Özbekler Tekkesi, inanın muhteşem bir atmosferde geçen gecenin, gündüzün olup olmadığı bile bilemediğin bir alem insan orada öğrenmezse nerede öğrenir? İnanın İzmir’de Rakım Erkutlu hocamın nota için söyledikleri Kaynak hocamdan dinlerken nasıl bir doğrulukla içinde olduğumu ama hocalarımın benimle neden ilgilendiklerini anlayamamıştım ki Kaynak Hocam; “Sen keşfedilmemiş bir madensin, Rakım Hoca hatta Süleyman Ergüner (Neyzen) beyler de seni keşfettiler ama işlemek istiyoruz.” Bu değerli hocaların sayesinde bir yerlere gelmek için gayret sarf ediyorum.

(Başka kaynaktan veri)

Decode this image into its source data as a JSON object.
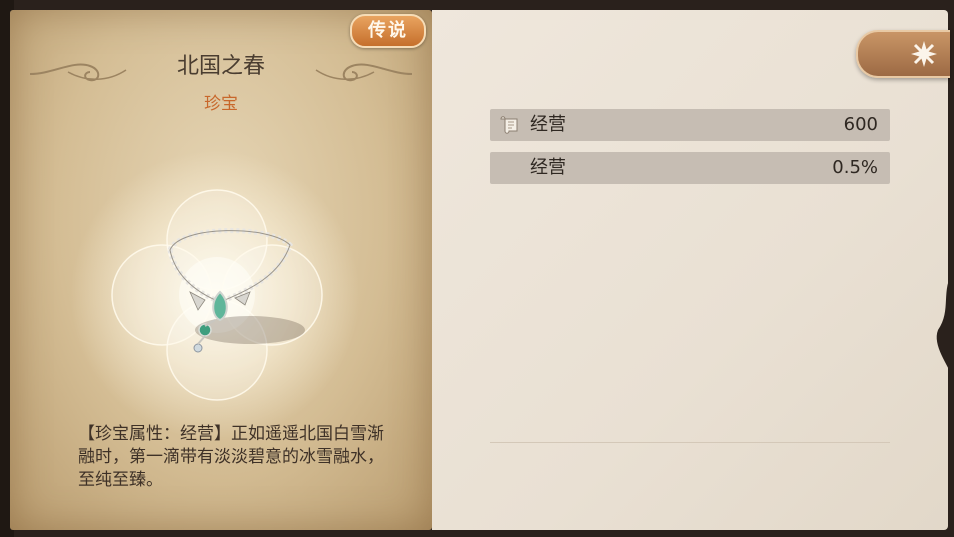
{
  "item": {
    "rarity": "传说",
    "name": "北国之春",
    "type": "珍宝",
    "description": "【珍宝属性：经营】正如遥遥北国白雪渐融时，第一滴带有淡淡碧意的冰雪融水，至纯至臻。"
  },
  "stats": [
    {
      "label": "经营",
      "value": "600",
      "icon": "scroll-icon"
    },
    {
      "label": "经营",
      "value": "0.5%",
      "icon": ""
    }
  ],
  "colors": {
    "rarity_badge": "#d98a47",
    "type_text": "#c8672b",
    "stat_row_bg": "#c6bdb3",
    "panel_bg": "#ece4d8"
  }
}
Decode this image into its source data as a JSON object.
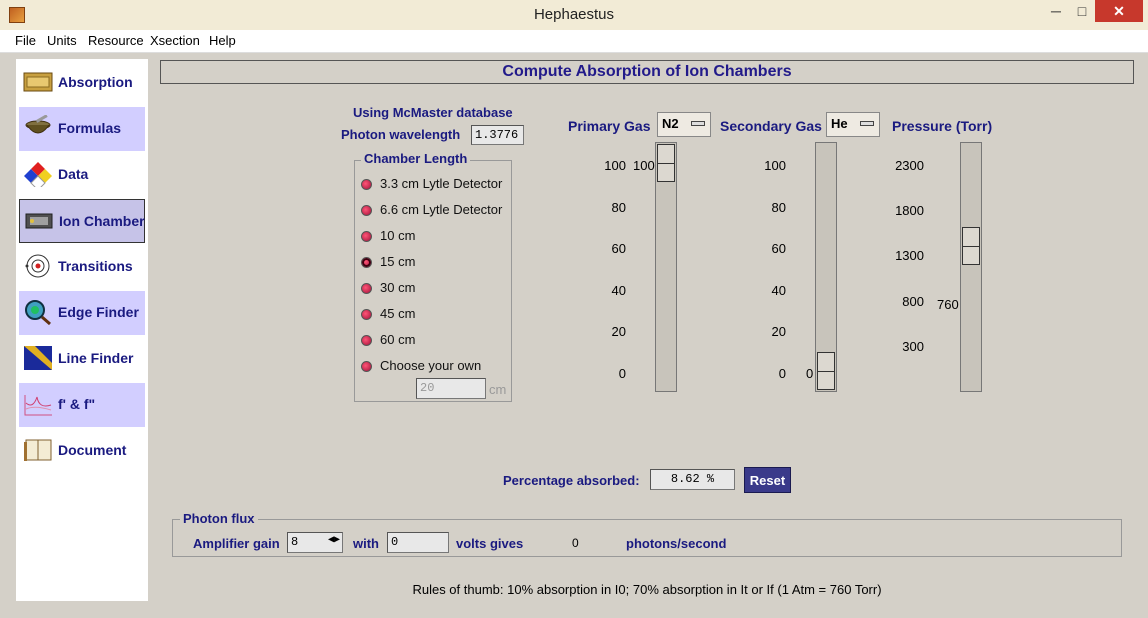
{
  "window": {
    "title": "Hephaestus",
    "min": "─",
    "max": "□",
    "close": "✕"
  },
  "menu": [
    "File",
    "Units",
    "Resource",
    "Xsection",
    "Help"
  ],
  "sidebar": {
    "items": [
      {
        "label": "Absorption",
        "icon": "gold-bar-icon"
      },
      {
        "label": "Formulas",
        "icon": "mortar-icon"
      },
      {
        "label": "Data",
        "icon": "hazard-diamond-icon"
      },
      {
        "label": "Ion Chamber",
        "icon": "ion-chamber-icon"
      },
      {
        "label": "Transitions",
        "icon": "atom-icon"
      },
      {
        "label": "Edge Finder",
        "icon": "magnifier-icon"
      },
      {
        "label": "Line Finder",
        "icon": "ruler-icon"
      },
      {
        "label": "f' & f\"",
        "icon": "graph-icon"
      },
      {
        "label": "Document",
        "icon": "book-icon"
      }
    ]
  },
  "header": {
    "title": "Compute Absorption of Ion Chambers"
  },
  "database": {
    "label": "Using McMaster database"
  },
  "wavelength": {
    "label": "Photon wavelength",
    "value": "1.3776"
  },
  "chamber": {
    "legend": "Chamber Length",
    "options": [
      "3.3 cm Lytle Detector",
      "6.6 cm Lytle Detector",
      "10 cm",
      "15 cm",
      "30 cm",
      "45 cm",
      "60 cm",
      "Choose your own"
    ],
    "selected": "15 cm",
    "custom_value": "20",
    "custom_unit": "cm"
  },
  "primary_gas": {
    "label": "Primary Gas",
    "value": "N2",
    "ticks": [
      "100",
      "80",
      "60",
      "40",
      "20",
      "0"
    ],
    "slider_value": "100",
    "level": 1.0
  },
  "secondary_gas": {
    "label": "Secondary Gas",
    "value": "He",
    "ticks": [
      "100",
      "80",
      "60",
      "40",
      "20",
      "0"
    ],
    "slider_value": "0",
    "level": 0.0
  },
  "pressure": {
    "label": "Pressure (Torr)",
    "ticks": [
      "2300",
      "1800",
      "1300",
      "800",
      "300"
    ],
    "slider_value": "760",
    "level": 0.6
  },
  "result": {
    "label": "Percentage absorbed:",
    "value": "8.62 %",
    "reset_label": "Reset"
  },
  "flux": {
    "legend": "Photon flux",
    "gain_label": "Amplifier gain",
    "gain_value": "8",
    "with_label": "with",
    "volts_value": "0",
    "gives_label": "volts gives",
    "photons_value": "0",
    "unit_label": "photons/second"
  },
  "footer": {
    "text": "Rules of thumb: 10% absorption in I0; 70% absorption in It or If  (1 Atm = 760 Torr)"
  }
}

O parti içi rekabetlerden sonra azledildim. Beni hiç üzmedi, davamda haklıydım yine elimden tutanlar oldu. Saadeddin Kaynak hocam benimle daha fazla ilgilendi. Özel günler maaile (ailecek) gider gelirdik ki o hastalığa yakalanıp yatakta kalması bütün camiayı üzdü. Ders alamamak mühim değil! O muhteşem insanın ayakta kalıp hep beraber olmamanın ezikliği insana dokunuyor.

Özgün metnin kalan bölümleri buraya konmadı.